En l’absence de réponse ou de solution satisfaisante, le recours judiciaire est possible. Le tribunal compétent dépend du montant du préjudice. Pour une vente, le préjudice peut correspondre à la différence de valeur du bien entre la classe annoncée et la classe réelle. Pour une location, les retours varient sur ce point, mais la jurisprudence tend à reconnaître un surcoût de charges comme préjudice indemnisable.

Avant de saisir un tribunal, on peut aussi signaler le diagnostiqueur à son organisme de certification. Cette démarche ne donne pas de compensation financière directe, mais elle déclenche un contrôle qui peut aboutir à une suspension de certification.

Précautions pour éviter un DPE faussé dès le départ

Plutôt que de subir un diagnostic contestable, quelques réflexes au moment de la réalisation réduisent fortement le risque de résultat biaisé.

On vérifie d’abord que le diagnostiqueur est bien certifié et que sa certification est en cours de validité. On lui fournit, le jour de la visite, l’ensemble des documents techniques disponibles : année de construction, nature des matériaux, factures de travaux récents, notice technique de la chaudière ou de la pompe à chaleur.

Un diagnostiqueur qui travaille sans accès aux combles ou au sous-sol appliquera des valeurs par défaut, souvent défavorables. Ouvrir l’accès à toutes les parties du logement, c’est le geste le plus efficace pour obtenir un résultat fidèle à la réalité du bâti.

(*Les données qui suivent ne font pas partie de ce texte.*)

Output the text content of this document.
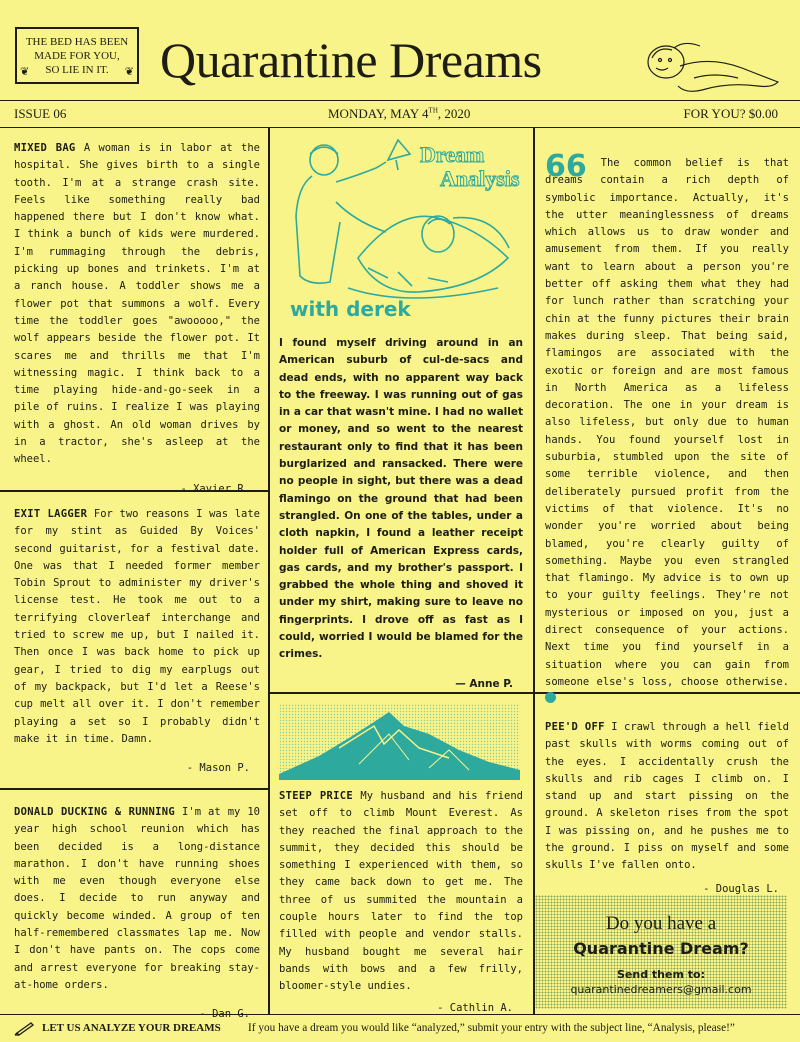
THE BED HAS BEEN
MADE FOR YOU,
SO LIE IN IT.
❦	❦ Quarantine Dreams
ISSUE 06	MONDAY, MAY 4TH, 2020	FOR YOU? $0.00
MIXED BAG A woman is in labor at the hospital. She gives birth to a single tooth. I'm at a strange crash site. Feels like something really bad happened there but I don't know what. I think a bunch of kids were murdered. I'm rummaging through the debris, picking up bones and trinkets. I'm at a ranch house. A toddler shows me a flower pot that summons a wolf. Every time the toddler goes "awooooo," the wolf appears beside the flower pot. It scares me and thrills me that I'm witnessing magic. I think back to a time playing hide-and-go-seek in a pile of ruins. I realize I was playing with a ghost. An old woman drives by in a tractor, she's asleep at the wheel.
- Xavier R.
EXIT LAGGER For two reasons I was late for my stint as Guided By Voices' second guitarist, for a festival date. One was that I needed former member Tobin Sprout to administer my driver's license test. He took me out to a terrifying cloverleaf interchange and tried to screw me up, but I nailed it. Then once I was back home to pick up gear, I tried to dig my earplugs out of my backpack, but I'd let a Reese's cup melt all over it. I don't remember playing a set so I probably didn't make it in time. Damn.
- Mason P.
DONALD DUCKING & RUNNING I'm at my 10 year high school reunion which has been decided is a long-distance marathon. I don't have running shoes with me even though everyone else does. I decide to run anyway and quickly become winded. A group of ten half-remembered classmates lap me. Now I don't have pants on. The cops come and arrest everyone for breaking stay-at-home orders.
- Dan G.
Dream
Analysis
with derek
I found myself driving around in an American suburb of cul-de-sacs and dead ends, with no apparent way back to the freeway. I was running out of gas in a car that wasn't mine. I had no wallet or money, and so went to the nearest restaurant only to find that it has been burglarized and ransacked. There were no people in sight, but there was a dead flamingo on the ground that had been strangled. On one of the tables, under a cloth napkin, I found a leather receipt holder full of American Express cards, gas cards, and my brother's passport. I grabbed the whole thing and shoved it under my shirt, making sure to leave no fingerprints. I drove off as fast as I could, worried I would be blamed for the crimes.
— Anne P.
66 The common belief is that dreams contain a rich depth of symbolic importance. Actually, it's the utter meaninglessness of dreams which allows us to draw wonder and amusement from them. If you really want to learn about a person you're better off asking them what they had for lunch rather than scratching your chin at the funny pictures their brain makes during sleep. That being said, flamingos are associated with the exotic or foreign and are most famous in North America as a lifeless decoration. The one in your dream is also lifeless, but only due to human hands. You found yourself lost in suburbia, stumbled upon the site of some terrible violence, and then deliberately pursued profit from the victims of that violence. It's no wonder you're worried about being blamed, you're clearly guilty of something. Maybe you even strangled that flamingo. My advice is to own up to your guilty feelings. They're not mysterious or imposed on you, just a direct consequence of your actions. Next time you find yourself in a situation where you can gain from someone else's loss, choose otherwise.
STEEP PRICE My husband and his friend set off to climb Mount Everest. As they reached the final approach to the summit, they decided this should be something I experienced with them, so they came back down to get me. The three of us summited the mountain a couple hours later to find the top filled with people and vendor stalls. My husband bought me several hair bands with bows and a few frilly, bloomer-style undies.
- Cathlin A.
PEE'D OFF I crawl through a hell field past skulls with worms coming out of the eyes. I accidentally crush the skulls and rib cages I climb on. I stand up and start pissing on the ground. A skeleton rises from the spot I was pissing on, and he pushes me to the ground. I piss on myself and some skulls I've fallen onto.
- Douglas L.
Do you have a
Quarantine Dream?
Send them to:
quarantinedreamers@gmail.com
LET US ANALYZE YOUR DREAMS If you have a dream you would like “analyzed,” submit your entry with the subject line, “Analysis, please!”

Enfin, on n’hésite pas à poser des questions pendant la visite. Si le professionnel note un mur « non isolé » alors qu’un doublage a été posé, c’est le moment de le signaler, pièces à l’appui. Signaler une donnée inexacte pendant la visite ne coûte rien, alors qu’un second diagnostic et un éventuel recours représentent un investissement bien plus lourd.